LULU GARCIA-NAVARRO, HOST:
Japan is facing a number of challenges, including an aging, shrinking population and a low birth rate, all of which is leading to a severe shortage of workers. The government there has been trying to fix that by getting more women into the workforce by providing more maternity leave and day care options and getting dads to take paternity leave, too. But as NPR's Anthony Kuhn found out, that often comes at a great personal cost.
ANTHONY KUHN, BYLINE: This Japanese father applied to his employers to take paternity leave in 2015.
MR. H: (Through interpreter) Their reaction was, so your wife has to work?
KUHN: The implication was that if she wasn't working, then his wife should look after the child because child care is a woman's job. The man asked that we identify him just as Mr. H to protect him and his family from discrimination. He works for the Japanese sporting goods company Asics. After his paternity leave, Mr. H says he was transferred from the human resources department to a warehouse. He says his employer's only explanation was this.
MR. H: (Through interpreter) We had to look for a job that you could do.
KUHN: He believes his company was simply bullying him to get him to quit. He says this is what's known in Japan as pata-hara, or paternity harassment. He's suing Asics for damages, and he's getting help.
MR. H: (Through interpreter) Lots of Japanese people simply do not raise their voices. They just give up. But there is a way to negotiate with the help of unions that doesn't cost much.
KUHN: Asics has denied his allegations, but Mr. H is not giving up.
MR. H: (Through interpreter) I want to stress that we as fathers have the right to raise our children.
KUHN: That right is well-protected, at least on paper. Yoshiaki Wada, a lawmaker with the ruling Liberal Democratic Party, explains that under Japanese law, fathers can get a year of paternity leave or more if they have no available child care options. But...
YOSHIAKI WADA: Even though we have one of the best system in the world, still, the paternity leave percentage is, like, 6%, whereas the percentage of maternity leave is about 83%.
KUHN: Wada is introducing legislation to change Japan's workplace culture and to help Japan reach its target of having 13% of dads take paternity leave by 2020.
WADA: I would like to make company push the workers, inform workers that there is a system in the company to encourage paternity leave. And if environment allows, then worker has to take paternity leave.
KUHN: But Emiko Takeishi, a sociologist at Hosei University in Tokyo, disagrees with the idea of compulsory paternity leave.
EMIKO TAKEISHI: (Through interpreter) Paternal leave is a right, and it should be taken by those who want it or need it. The government making it a duty is going too far.
KUHN: She explains that besides pata-hara, there's also mata-hara, or maternity harassment. What they have in common is that companies punish men and women alike for inconveniencing them by taking time off to have kids. The difference, she says, is this.
TAKEISHI: (Through interpreter) The mindset is that men's jobs are more important and involve heavier responsibility. So how can men shirk these jobs for the less important task of child care?
KUHN: Takeishi says this is the mindset of a society in which most families have one male breadwinner. But the mindset and the model are fading, she says, simply because it's harder for Japanese families to survive on a single income. That may be little comfort for those who claim to be victims of pata-hara.
Glen Wood is a former sales manager at Mitsubishi UFJ Morgan Stanley, an investment bank. When his son was born prematurely in 2015, Wood applied for leave to deal with the medical emergency.
GLEN WOOD: From the minute I mentioned needing to take some time off for family, my whole world changed. I became the outcast. I became the enemy.

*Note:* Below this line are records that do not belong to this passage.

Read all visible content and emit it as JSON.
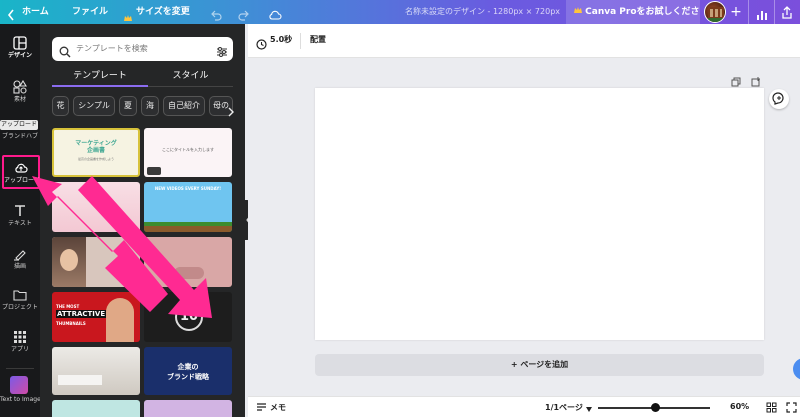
{
  "topbar": {
    "home": "ホーム",
    "file": "ファイル",
    "resize": "サイズを変更",
    "doc_title": "名称未設定のデザイン - 1280px × 720px",
    "trial": "Canva Proをお試しください"
  },
  "rail": {
    "items": [
      {
        "label": "デザイン",
        "icon": "layout-icon"
      },
      {
        "label": "素材",
        "icon": "shapes-icon"
      },
      {
        "label": "ブランドハブ",
        "icon": "brand-icon"
      },
      {
        "label": "アップロード",
        "icon": "cloud-upload-icon"
      },
      {
        "label": "テキスト",
        "icon": "text-icon"
      },
      {
        "label": "描画",
        "icon": "draw-icon"
      },
      {
        "label": "プロジェクト",
        "icon": "folder-icon"
      },
      {
        "label": "アプリ",
        "icon": "apps-grid-icon"
      },
      {
        "label": "Text to Image",
        "icon": "ai-image-icon"
      }
    ],
    "tooltip": "アップロード"
  },
  "panel": {
    "search_placeholder": "テンプレートを検索",
    "tabs": [
      "テンプレート",
      "スタイル"
    ],
    "chips": [
      "花",
      "シンプル",
      "夏",
      "海",
      "自己紹介",
      "母の"
    ],
    "thumbs": {
      "t1_title": "マーケティング\n企画書",
      "t1_sub": "最高の企画書を作成しよう",
      "t2_text": "ここにタイトルを入力します",
      "t3_text": "NEW VIDEOS EVERY SUNDAY!",
      "t6_line1": "THE MOST",
      "t6_line2": "ATTRACTIVE",
      "t6_line3": "THUMBNAILS",
      "t7_text": "10",
      "t9_line1": "企業の",
      "t9_line2": "ブランド戦略"
    }
  },
  "toolbar": {
    "duration": "5.0秒",
    "arrange": "配置"
  },
  "canvas": {
    "add_page": "+ ページを追加"
  },
  "bottom": {
    "notes": "メモ",
    "page_count": "1/1ページ",
    "zoom": "60%"
  },
  "colors": {
    "accent_pink": "#ff1a8c",
    "rail_bg": "#18191b",
    "panel_bg": "#252627"
  }
}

KUHN: Wood, a Canadian who's worked in Japan for around 30 years, says he was marginalized and eventually fired despite his successful track record at work.
WOOD: The expectations for someone doing my job in the financial industry in Japan in a traditional Japanese company was that I devoted a hundred percent of my time and energy to the company, and anything short of that is viewed as treason.
KUHN: Wood is suing his company for his job back. They deny the harassment charges. Wood goes to take his 4-year-old son to his cello lesson. He says music is one of the things that brought him to Asia in the first place.
WOOD: It's been a real joy to - you know, to have a son and be able to be teaching him music and the love of music.
KUHN: Woods says his battle over paternity rights has not brought him many rewards, but his young son is clearly an exception.